Solve pollution. Save lives. Protect the planet.

October 28, 2014

This guest post is from Ben Barber, who visited Kabwe with the Blacksmith for a Pure Earth team in July.

We arrived last July in one of the world’s most toxic hotspots — Kabwe, a city of about 200,000 just two hours drive north of Zambia’s capita Lusaka.

We checked into the Elephant Head Hotel, most likely built during British rule when Zambia was known as Northern Rhodesia. At first, during a quick walk around the center of the city, it was hard to notice anything really out of the normal.

Shoppers wound their way through the markets and past sidewalk vendors of everything from newspapers to fruits and vegetables to cellphone cards. A friendly and active buzz of activity made me forget that the city contains a huge lead smelter and mine. They have been shut down for more than 10 years, but their legacy slowly became clear as we walked the sandy streets of the neighborhoods near the closed mine.

I went with a small team of three colleagues from the Blacksmith Institute, also known as Pure Earth, a New York-based non-profit that identifies and then helps clean up toxic waste sites in developing countries that contain lead, mercury, chromium, pesticides and other dangerous substances. We quickly made contact with local health and environment officials who arranged for us to test the blood of around 200 small children – to determine if the lead from the mine had been accumulating in the bodies of the most vulnerable residents.

The next morning we arrived at a tidy little cinderblock clinic. Dozens of anxious and friendly parents held their children close at hand, eager to get their blood tested for lead.

A Zambian health worker and a Blacksmith health expert pricked the tiny fingers. Some screaming ensued but tears dried up quickly when each kid got a piece of candy.  The team quickly drew blood samples into sterile containers. I was assigned the task of wiping away excess blood and applying band aids.

After two or three hours in the packed and noisy clinic we found we had to turn away the mothers with their children who continued to arrive seeking a blood test.

In the afternoon, we began using a hand-held x-ray machine that tested soil for lead as well as other toxic substances. Following a pattern monitored by continuous geo spatial readings we prepared a list of readings. The soil readings were off the charts – hundreds of time above what health officials in Zambia and the U.S. consider acceptable and safe.

A local teacher in Kabwe, Wisdom Kuanda, wrote in a letter to the Zambia Daily Mail July 23 that “Kabwe is indeed one of the 10 most polluted towns in the world.”

“As a teacher I have observed poor memory retention in most of the pupils who were born in Kabwe as compared to those who just come on transfer. I have personally linked this problem to lead poisoning.

We saw the tailings – highly toxic piles of lead-rich ore that had been dumped over the nearly 100 years when the smelter was operation. These small hills of stone and gravel up to 50 feet high are the legacy that is getting into the children’s blood.
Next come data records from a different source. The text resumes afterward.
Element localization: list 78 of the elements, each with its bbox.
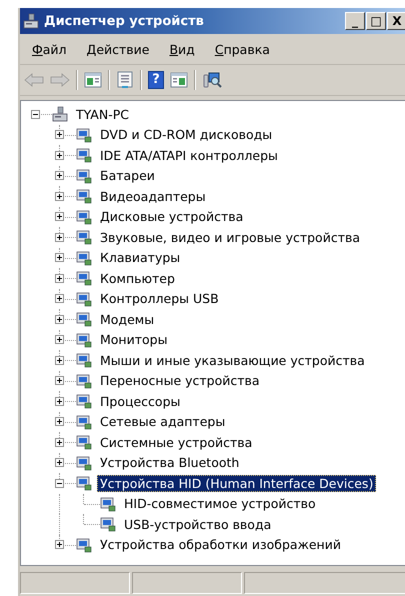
device-icon bbox=[76, 270, 92, 286]
tree-item[interactable]: Дисковые устройства bbox=[97, 208, 246, 226]
help-button[interactable]: ? bbox=[148, 71, 164, 89]
device-icon bbox=[76, 372, 92, 389]
expander-icon[interactable] bbox=[55, 396, 64, 406]
device-icon bbox=[76, 352, 92, 368]
expander-icon[interactable] bbox=[55, 294, 64, 304]
tree-item[interactable]: HID-совместимое устройство bbox=[121, 495, 319, 512]
show-tree-icon[interactable] bbox=[84, 72, 102, 88]
tree-item[interactable]: Устройства Bluetooth bbox=[97, 454, 242, 472]
tree-item[interactable]: Устройства обработки изображений bbox=[97, 536, 344, 554]
device-icon bbox=[76, 434, 92, 450]
menu-item[interactable]: Действие bbox=[86, 42, 150, 56]
expander-icon[interactable] bbox=[31, 110, 40, 119]
tree-item[interactable]: Звуковые, видео и игровые устройства bbox=[97, 228, 364, 246]
tree-item[interactable]: Компьютер bbox=[97, 270, 178, 287]
device-icon bbox=[100, 516, 116, 532]
tree-item[interactable]: Устройства HID (Human Interface Devices) bbox=[97, 474, 376, 492]
action-pane-icon[interactable] bbox=[170, 72, 188, 88]
tree-item[interactable]: USB-устройство ввода bbox=[121, 516, 274, 533]
tree-item[interactable]: Переносные устройства bbox=[97, 372, 263, 390]
expander-icon[interactable] bbox=[55, 314, 64, 324]
tree-item[interactable]: Процессоры bbox=[97, 392, 184, 410]
expander-icon[interactable] bbox=[55, 274, 64, 283]
device-icon bbox=[76, 414, 92, 430]
device-icon bbox=[76, 126, 92, 143]
tree-item[interactable]: DVD и CD-ROM дисководы bbox=[97, 126, 276, 144]
expander-icon[interactable] bbox=[55, 212, 64, 222]
device-icon bbox=[76, 208, 92, 225]
window-title: Диспетчер устройств bbox=[44, 14, 205, 28]
tree-item[interactable]: IDE ATA/ATAPI контроллеры bbox=[97, 146, 281, 164]
device-icon bbox=[76, 168, 92, 184]
device-icon bbox=[76, 290, 92, 307]
properties-icon[interactable] bbox=[116, 71, 134, 89]
tree-item[interactable]: Модемы bbox=[97, 310, 158, 328]
menu-item[interactable]: Файл bbox=[32, 42, 67, 56]
expander-icon[interactable] bbox=[55, 438, 64, 447]
tree-item[interactable]: Контроллеры USB bbox=[97, 290, 222, 308]
tree-item[interactable]: Видеоадаптеры bbox=[97, 188, 209, 205]
tree-item[interactable]: TYAN-PC bbox=[73, 106, 132, 123]
expander-icon[interactable] bbox=[55, 335, 64, 344]
tree-item[interactable]: Мыши и иные указывающие устройства bbox=[97, 352, 368, 369]
computer-icon bbox=[23, 13, 39, 29]
tree-item[interactable]: Мониторы bbox=[97, 331, 170, 348]
device-icon bbox=[76, 393, 92, 410]
device-icon bbox=[76, 188, 92, 204]
expander-icon[interactable] bbox=[55, 150, 64, 160]
device-icon bbox=[76, 147, 92, 164]
expander-icon[interactable] bbox=[55, 171, 64, 180]
expander-icon[interactable] bbox=[55, 356, 64, 365]
expander-icon[interactable] bbox=[55, 130, 64, 140]
expander-icon[interactable] bbox=[55, 192, 64, 201]
tree-item[interactable]: Системные устройства bbox=[97, 434, 256, 451]
scan-hardware-icon[interactable] bbox=[202, 71, 222, 89]
expander-icon[interactable] bbox=[55, 478, 64, 488]
tree-item[interactable]: Батареи bbox=[97, 167, 158, 184]
device-icon bbox=[100, 496, 116, 512]
window-control-button[interactable]: □ bbox=[366, 12, 386, 30]
menu-item[interactable]: Справка bbox=[214, 42, 270, 56]
tree-item[interactable]: Клавиатуры bbox=[97, 249, 184, 266]
device-icon bbox=[76, 229, 92, 246]
expander-icon[interactable] bbox=[55, 417, 64, 426]
expander-icon[interactable] bbox=[55, 232, 64, 242]
tree-item[interactable]: Сетевые адаптеры bbox=[97, 413, 228, 430]
device-icon bbox=[76, 475, 92, 492]
device-icon bbox=[76, 332, 92, 348]
device-icon bbox=[76, 311, 92, 328]
menu-item[interactable]: Вид bbox=[169, 42, 195, 56]
window-control-button[interactable]: _ bbox=[345, 12, 365, 30]
device-icon bbox=[76, 536, 92, 553]
device-icon bbox=[76, 454, 92, 471]
expander-icon[interactable] bbox=[55, 540, 64, 550]
expander-icon[interactable] bbox=[55, 253, 64, 262]
window-control-button[interactable]: X bbox=[387, 12, 405, 30]
expander-icon[interactable] bbox=[55, 376, 64, 386]
computer-icon bbox=[52, 106, 68, 122]
expander-icon[interactable] bbox=[55, 458, 64, 468]
device-icon bbox=[76, 250, 92, 266]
Just 50 feet from those tailing piles dozens of school children raced barefoot over a sandy football pitch, most likely unaware that they are picking up high lead from the dust all around them. Although 400 parts per million is the safe limit in Zambia, we found 10,000 to 15,000 parts per million.

We had been prepared to see the damage caused by lead poisoning but it was not easy to spot anything unusual. It was when we talked to nurses, teachers and parents that we learned how lead affects children there: it damages the developing neurological system, making it hard for children to learn and behave in a classroom.

Lead poisoning is often a silent disease – symptoms can be subtle such as degraded ability to learn, stomach upsets and other less-than- catastrophic effects.

So people continue to build houses near the mine, literally in the shadow of the towering slag piles. In Makalulu and other neighborhoods where thousands of children and adults lack resources to relocate, health teams told parents to prevent the children from playing outside. This has been inadequate and ineffective.

“This is a public health crisis – these are the highest blood lead readings I have ever seen,” said team member Dr. Jack Caravanos, Blacksmith/Pure Earth technical advisor and CUNY professor.

“Part of the population has acute lead poisoning, above the level that causes mental impairment.”

Lackson Mwanza , head teacher at the David Ramusho School, told me “dealing with lead will help improve mental capacity of the children.”

When we asked the parents if they knew about the danger from lead, most said they knew something but not enough to prevent their kids from getting lead into their bodies.

People are so poor in Kabwe that they had resorted to taking the lead tailings into their houses to try and extract some lead for sale.

And the government is considering reopening the smelter for a new run at lead production.

Gibson Chileshe, 62, was walking past the mine and told me “some of us are against reopening production at the mine, but people want jobs.” Many have registered to get a job if it reopens.